If human germ cells are as sensitive as spermatogonia of mice to radiation for mutagenesis (see the murine data quoted on p. 40 of the Report), we expect exposure to 500 mSv will double the frequency of spontaneous germ-line mutations in humans. The fact that there was no genetic effects of 500 mSv radiation on humans may indicate that human germ cells are more resistant to radiation than murine germ cells.

The dose estimated by Dosimetry System 1986 (DS86) is used by all the data published from Radiation Effects Research Foundation. However, the measured gamma-ray kermas from the Hiroshima atomic bomb by a thermoluminescence method using tile specimens on rooftops of buildings indicate that ratio of the measured gamma- ray kermas to DS86 values is 1.2 at ground distance 1.3 km form the hypocenter and the discrepancy increases to the ratio of 2.1 for ground distance 2.05 km where the DS86 value is 58 mGy (T. Nagatomo et al.

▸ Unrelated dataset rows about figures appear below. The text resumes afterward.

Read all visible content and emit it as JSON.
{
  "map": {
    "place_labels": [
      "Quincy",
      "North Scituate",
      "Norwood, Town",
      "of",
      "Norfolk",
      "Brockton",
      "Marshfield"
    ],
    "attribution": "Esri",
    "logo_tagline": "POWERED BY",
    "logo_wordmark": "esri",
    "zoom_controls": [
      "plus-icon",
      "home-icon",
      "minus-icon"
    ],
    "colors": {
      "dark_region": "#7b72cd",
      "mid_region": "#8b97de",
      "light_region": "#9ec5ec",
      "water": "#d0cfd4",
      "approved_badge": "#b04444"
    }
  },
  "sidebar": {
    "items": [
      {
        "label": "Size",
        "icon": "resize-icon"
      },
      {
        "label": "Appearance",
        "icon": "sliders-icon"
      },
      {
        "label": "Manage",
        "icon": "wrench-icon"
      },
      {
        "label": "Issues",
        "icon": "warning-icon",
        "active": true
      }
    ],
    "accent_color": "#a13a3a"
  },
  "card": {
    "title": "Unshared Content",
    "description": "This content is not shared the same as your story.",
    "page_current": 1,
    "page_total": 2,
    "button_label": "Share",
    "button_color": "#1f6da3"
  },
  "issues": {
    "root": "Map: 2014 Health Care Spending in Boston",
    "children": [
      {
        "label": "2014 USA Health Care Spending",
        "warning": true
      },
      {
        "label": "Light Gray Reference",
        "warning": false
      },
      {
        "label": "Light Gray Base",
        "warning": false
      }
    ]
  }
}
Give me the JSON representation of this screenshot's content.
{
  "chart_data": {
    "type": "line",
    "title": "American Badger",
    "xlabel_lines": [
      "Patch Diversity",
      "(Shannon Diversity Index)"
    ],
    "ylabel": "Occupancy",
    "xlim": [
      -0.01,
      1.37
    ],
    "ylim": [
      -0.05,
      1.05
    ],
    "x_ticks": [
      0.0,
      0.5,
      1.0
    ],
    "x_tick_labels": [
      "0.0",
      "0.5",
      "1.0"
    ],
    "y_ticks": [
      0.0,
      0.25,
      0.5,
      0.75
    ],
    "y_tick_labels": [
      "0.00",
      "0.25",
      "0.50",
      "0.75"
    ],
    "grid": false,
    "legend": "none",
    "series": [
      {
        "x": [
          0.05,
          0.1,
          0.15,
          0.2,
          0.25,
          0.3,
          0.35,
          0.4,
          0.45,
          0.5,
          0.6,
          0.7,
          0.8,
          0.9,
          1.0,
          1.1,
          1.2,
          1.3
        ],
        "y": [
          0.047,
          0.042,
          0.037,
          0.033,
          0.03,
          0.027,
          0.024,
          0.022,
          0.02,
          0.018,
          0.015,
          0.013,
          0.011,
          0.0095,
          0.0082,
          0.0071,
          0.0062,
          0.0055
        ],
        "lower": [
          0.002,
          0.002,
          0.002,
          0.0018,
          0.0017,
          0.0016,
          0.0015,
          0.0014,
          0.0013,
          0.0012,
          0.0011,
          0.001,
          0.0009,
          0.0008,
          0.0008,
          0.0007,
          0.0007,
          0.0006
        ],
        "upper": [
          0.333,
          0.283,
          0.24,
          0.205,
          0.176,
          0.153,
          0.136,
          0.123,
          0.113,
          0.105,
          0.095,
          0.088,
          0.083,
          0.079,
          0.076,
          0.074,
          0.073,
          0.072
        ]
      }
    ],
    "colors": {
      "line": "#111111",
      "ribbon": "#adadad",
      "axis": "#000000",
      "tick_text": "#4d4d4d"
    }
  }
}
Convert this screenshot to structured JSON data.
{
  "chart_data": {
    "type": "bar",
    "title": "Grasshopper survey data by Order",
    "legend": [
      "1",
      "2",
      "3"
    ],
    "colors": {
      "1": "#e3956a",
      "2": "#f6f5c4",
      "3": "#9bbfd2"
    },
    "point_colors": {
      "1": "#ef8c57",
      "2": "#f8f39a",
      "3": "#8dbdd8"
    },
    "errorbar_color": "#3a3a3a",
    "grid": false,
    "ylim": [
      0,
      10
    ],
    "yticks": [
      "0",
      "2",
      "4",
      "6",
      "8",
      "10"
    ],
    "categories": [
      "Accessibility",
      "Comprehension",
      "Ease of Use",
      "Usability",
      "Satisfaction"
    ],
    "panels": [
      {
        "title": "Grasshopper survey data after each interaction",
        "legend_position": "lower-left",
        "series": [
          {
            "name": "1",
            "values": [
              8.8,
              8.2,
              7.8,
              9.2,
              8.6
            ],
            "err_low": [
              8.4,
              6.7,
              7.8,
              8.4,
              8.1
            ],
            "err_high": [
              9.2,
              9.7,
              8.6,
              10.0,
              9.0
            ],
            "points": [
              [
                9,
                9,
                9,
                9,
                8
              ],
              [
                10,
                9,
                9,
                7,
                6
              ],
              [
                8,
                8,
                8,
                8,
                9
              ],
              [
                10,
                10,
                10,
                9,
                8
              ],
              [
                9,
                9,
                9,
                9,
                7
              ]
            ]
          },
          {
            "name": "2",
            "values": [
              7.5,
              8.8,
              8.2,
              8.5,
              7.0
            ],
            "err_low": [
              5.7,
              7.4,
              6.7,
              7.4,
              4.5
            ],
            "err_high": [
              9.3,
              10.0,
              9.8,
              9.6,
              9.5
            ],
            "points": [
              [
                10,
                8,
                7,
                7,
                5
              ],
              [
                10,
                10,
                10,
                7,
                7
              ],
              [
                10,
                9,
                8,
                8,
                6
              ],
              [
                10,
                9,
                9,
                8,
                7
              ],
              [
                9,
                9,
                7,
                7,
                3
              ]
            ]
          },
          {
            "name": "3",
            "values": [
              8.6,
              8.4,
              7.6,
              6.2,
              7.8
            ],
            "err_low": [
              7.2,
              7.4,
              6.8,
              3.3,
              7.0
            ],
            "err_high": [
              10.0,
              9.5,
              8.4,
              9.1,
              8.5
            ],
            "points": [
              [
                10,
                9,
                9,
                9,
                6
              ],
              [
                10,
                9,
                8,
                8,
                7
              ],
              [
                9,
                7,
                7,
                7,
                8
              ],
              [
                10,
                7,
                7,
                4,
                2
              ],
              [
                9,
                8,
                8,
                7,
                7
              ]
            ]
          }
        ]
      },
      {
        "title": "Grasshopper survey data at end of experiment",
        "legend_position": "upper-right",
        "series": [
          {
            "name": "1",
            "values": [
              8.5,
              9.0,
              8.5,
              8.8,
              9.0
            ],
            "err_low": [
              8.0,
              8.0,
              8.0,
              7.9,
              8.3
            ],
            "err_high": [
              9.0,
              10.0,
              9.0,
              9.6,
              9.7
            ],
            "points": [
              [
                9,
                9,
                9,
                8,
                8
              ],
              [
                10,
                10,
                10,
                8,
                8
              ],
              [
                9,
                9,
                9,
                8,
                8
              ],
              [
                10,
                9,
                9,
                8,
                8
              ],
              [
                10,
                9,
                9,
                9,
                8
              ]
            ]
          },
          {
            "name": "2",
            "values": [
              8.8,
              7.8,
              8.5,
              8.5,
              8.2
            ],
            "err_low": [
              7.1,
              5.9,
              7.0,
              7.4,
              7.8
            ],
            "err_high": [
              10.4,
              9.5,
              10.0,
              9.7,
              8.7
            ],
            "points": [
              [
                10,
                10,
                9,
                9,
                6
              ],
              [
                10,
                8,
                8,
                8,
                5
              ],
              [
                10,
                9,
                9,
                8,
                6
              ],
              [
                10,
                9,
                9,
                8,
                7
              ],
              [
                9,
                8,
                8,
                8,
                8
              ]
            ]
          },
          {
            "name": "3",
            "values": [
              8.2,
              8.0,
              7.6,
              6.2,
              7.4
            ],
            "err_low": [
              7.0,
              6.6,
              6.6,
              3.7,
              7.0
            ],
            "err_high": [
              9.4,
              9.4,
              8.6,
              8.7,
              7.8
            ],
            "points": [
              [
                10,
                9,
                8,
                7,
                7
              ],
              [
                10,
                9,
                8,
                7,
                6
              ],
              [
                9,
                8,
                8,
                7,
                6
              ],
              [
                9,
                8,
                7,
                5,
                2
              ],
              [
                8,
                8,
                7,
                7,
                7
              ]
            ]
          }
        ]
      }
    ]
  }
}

Health Phys. 69, 556-559, 1995). Therefore, cancer risks estimated at the dose range below 300 mSv are not reliable in regard to the dose response relationship.

J.P. Morlier et al.(Radiat Prot Dosim 56, 93-97, 1994) subjected rats to chronic inhalation of radon gas at two different concentrations under conditions such that both groups of rats were given the same total dose of 25 WLM (about 0.19 Gy). Radon gas was carcinogenic at dose-rate 100 WL (about 4 mGy/h) but not carcinogenic at the extremely low dose-rate 2 WL (about 0.1 mGy/h). O. Yamamoto et al. (Int J Radiat Biol 73, 535-541, 1998) carried out the following experiments. Mice were supplied with drinking water containing known concentrations of tritium until they all died. The incidence of thymic lymphoma was more than 20% for internal b-ray induced dose rates above 20 Gy/y, and came down to 0 % for dose rates of 70 to 300 mGy/y. Magnitude of carcinogenic risk associated with chronic exposure to low doses of radiation during radiological practice was estimated by P.G. Smith and R. Doll (Br J Radiol 54, 187-194, 1981) in the following way. Radiologists who entered the profession before 1921 suffered a death rate from cancer 75% higher than that of medical practitioners. For radiologists who entered the profession after 1920, there were 72 deaths from cancer whereas 68.7 deaths were expected, based on rates among medical practitioners; the ratio of observed to expected deaths is statistically not significant. The authors estimate that radiologists who entered between 1920 and 1945 could have received an accumulated whole-body dose of the order of 1-5 Gy, i.e., 40 - 200 mGy/y. In 1934, ICRP recommended the level of 0.2 roentgen per day as a maximal permissible dose. These results may suggest that the order of 1 mGy per day is a threshold below which there is no risk of cancer after exposure to radiation.